Still, with some damage, City Hall survived the Long Beach quake, the Sylmar-San Fernando quake of 1971, and Northridge. The epicenters of those temblors, as strong as magnitude 6.7, were miles away.
In designing the seismic retrofitting, Nabih Youssef adopted redundant protections: not only 526 seismic base isolators and 64 viscous dampers--devices that serve as shock absorbers--but also shear walls and other buttressing.
City Hall, at 27 stories, is the tallest building ever protected with base isolators, and that has been controversial among some earthquake engineers who believe that the system works best in shorter, mid-size buildings.
Still, Stan Morimoto, the city Department of Public Works engineer who has been everyday manager of the project, contends that City Hall will be able to withstand an 8.1 quake on the San Andreas fault and a 6.8 quake on the Elysian Park fault.
The San Andreas fault, as it runs through Southern California, is at its closest point about 40 miles from City Hall. Shaking from a quake on its closest segment would be considerably moderated by the time it reached City Hall.
Some scientists believe that the Elysian Park fault--little more than a mile north of the building--is capable of a quake in the magnitude 7 range. Still, though such a quake could strike tomorrow, odds are that it will not hit during the useful future life of City Hall.
Scientists have estimated the recurrent interval--the time between the biggest earthquakes--at 1,000 to 2,000 years, and the designers of City Hall and the Roman Catholic cathedral being constructed two blocks away have stressed that the odds of such a quake occurring during the functional life of the buildings are not great. Still, they say, magnitude 6 quakes will probably occur at lesser intervals and the protections will be excellent for those.
Deaton and Morimoto stressed during the City Hall tour that even though the project is not quite complete, its seismic protections already are.
“The trusses are done, all shear walls are done, the building is now isolated,” said Deaton, showing off the moat that will allow the building to move from side to side as much as 24 inches during a quake.
Meanwhile, they expressed pride in the modernization, such as the acoustic system that will allow everyone to be heard much better in the renovated City Council chambers.

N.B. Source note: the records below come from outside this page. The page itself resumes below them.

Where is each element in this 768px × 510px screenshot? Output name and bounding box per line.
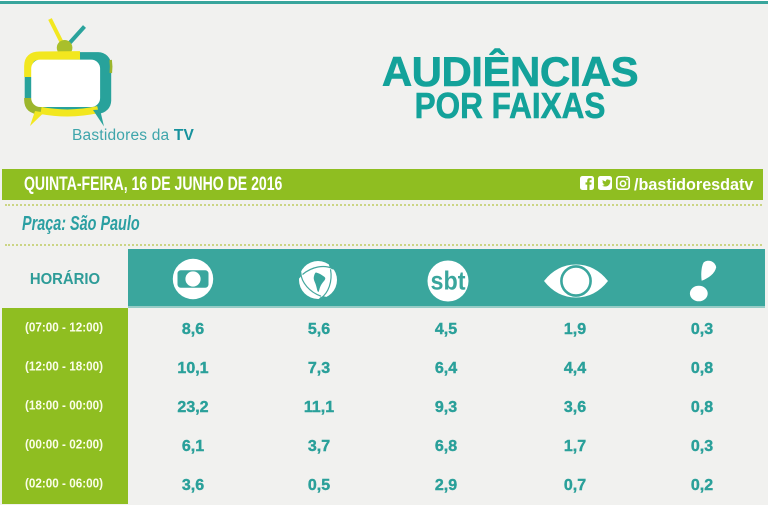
svg-text:Bastidores da TV: Bastidores da TV <box>72 127 195 144</box>
svg-text:sbt: sbt <box>430 265 465 295</box>
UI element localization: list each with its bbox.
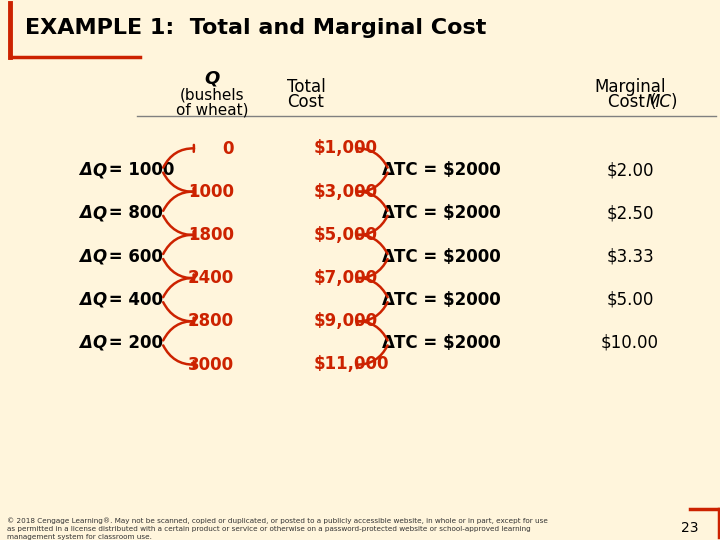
Text: (bushels: (bushels: [180, 87, 245, 102]
Text: 23: 23: [681, 521, 698, 535]
Text: 2800: 2800: [188, 312, 234, 330]
Text: ): ): [671, 92, 678, 111]
Text: Marginal: Marginal: [594, 78, 666, 97]
Text: Δ: Δ: [382, 247, 395, 266]
Text: $2.00: $2.00: [606, 161, 654, 179]
Text: Δ: Δ: [79, 291, 92, 309]
Text: Δ: Δ: [382, 161, 395, 179]
Text: TC = $2000: TC = $2000: [394, 161, 500, 179]
Text: = 400: = 400: [103, 291, 163, 309]
Text: Δ: Δ: [382, 291, 395, 309]
Text: Δ: Δ: [79, 204, 92, 222]
Text: Δ: Δ: [382, 334, 395, 352]
Text: Δ: Δ: [382, 204, 395, 222]
Text: of wheat): of wheat): [176, 102, 248, 117]
Text: Q: Q: [92, 247, 107, 266]
Text: $5,000: $5,000: [313, 226, 377, 244]
Text: Cost (: Cost (: [608, 92, 657, 111]
Text: $10.00: $10.00: [601, 334, 659, 352]
Text: TC = $2000: TC = $2000: [394, 247, 500, 266]
Text: $7,000: $7,000: [313, 269, 377, 287]
Text: = 200: = 200: [103, 334, 163, 352]
Text: $2.50: $2.50: [606, 204, 654, 222]
Text: $3.33: $3.33: [606, 247, 654, 266]
Text: TC = $2000: TC = $2000: [394, 334, 500, 352]
Text: Q: Q: [92, 204, 107, 222]
Text: $5.00: $5.00: [606, 291, 654, 309]
Text: Q: Q: [92, 334, 107, 352]
Text: $9,000: $9,000: [313, 312, 377, 330]
Text: © 2018 Cengage Learning®. May not be scanned, copied or duplicated, or posted to: © 2018 Cengage Learning®. May not be sca…: [7, 517, 548, 540]
Text: Total: Total: [287, 78, 325, 97]
Text: Δ: Δ: [79, 161, 92, 179]
Text: 3000: 3000: [188, 355, 234, 374]
Text: Q: Q: [92, 161, 107, 179]
Text: EXAMPLE 1:  Total and Marginal Cost: EXAMPLE 1: Total and Marginal Cost: [25, 18, 487, 38]
Text: Cost: Cost: [287, 92, 325, 111]
Text: 2400: 2400: [188, 269, 234, 287]
Text: 1000: 1000: [188, 183, 234, 201]
Text: $3,000: $3,000: [313, 183, 377, 201]
Text: TC = $2000: TC = $2000: [394, 204, 500, 222]
Text: Δ: Δ: [79, 247, 92, 266]
Text: TC = $2000: TC = $2000: [394, 291, 500, 309]
Text: Δ: Δ: [79, 334, 92, 352]
Text: Q: Q: [92, 291, 107, 309]
Text: Q: Q: [204, 69, 220, 87]
Text: MC: MC: [646, 92, 672, 111]
Text: = 800: = 800: [103, 204, 163, 222]
Text: = 1000: = 1000: [103, 161, 174, 179]
Text: 1800: 1800: [188, 226, 234, 244]
Text: $1,000: $1,000: [313, 139, 377, 158]
Text: = 600: = 600: [103, 247, 163, 266]
Text: 0: 0: [222, 139, 234, 158]
Text: $11,000: $11,000: [313, 355, 389, 374]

The acoustic work was donated by Project Restore, a trust fund established by the city 15 years ago that also raises private money and has contributed more than $2 million to the project.
Its president, Ed Avila, said last week that new elevator cabs are now being delivered and a contract has been let for restoration of the Lindbergh beacon that has crowned City Hall. In addition, Project Restore has paid to refurbish paintings in the rotunda and elsewhere.
Besides consolidating council offices on one floor, renovation also will mean new conference rooms for municipal departments on the 10th floor and safer staircases to the observation tower on the 27th floor.
Careful inspection on some upper floors will reveal that the older bricks are still there, but now surrounded by walls that fortify them considerably against the quake danger.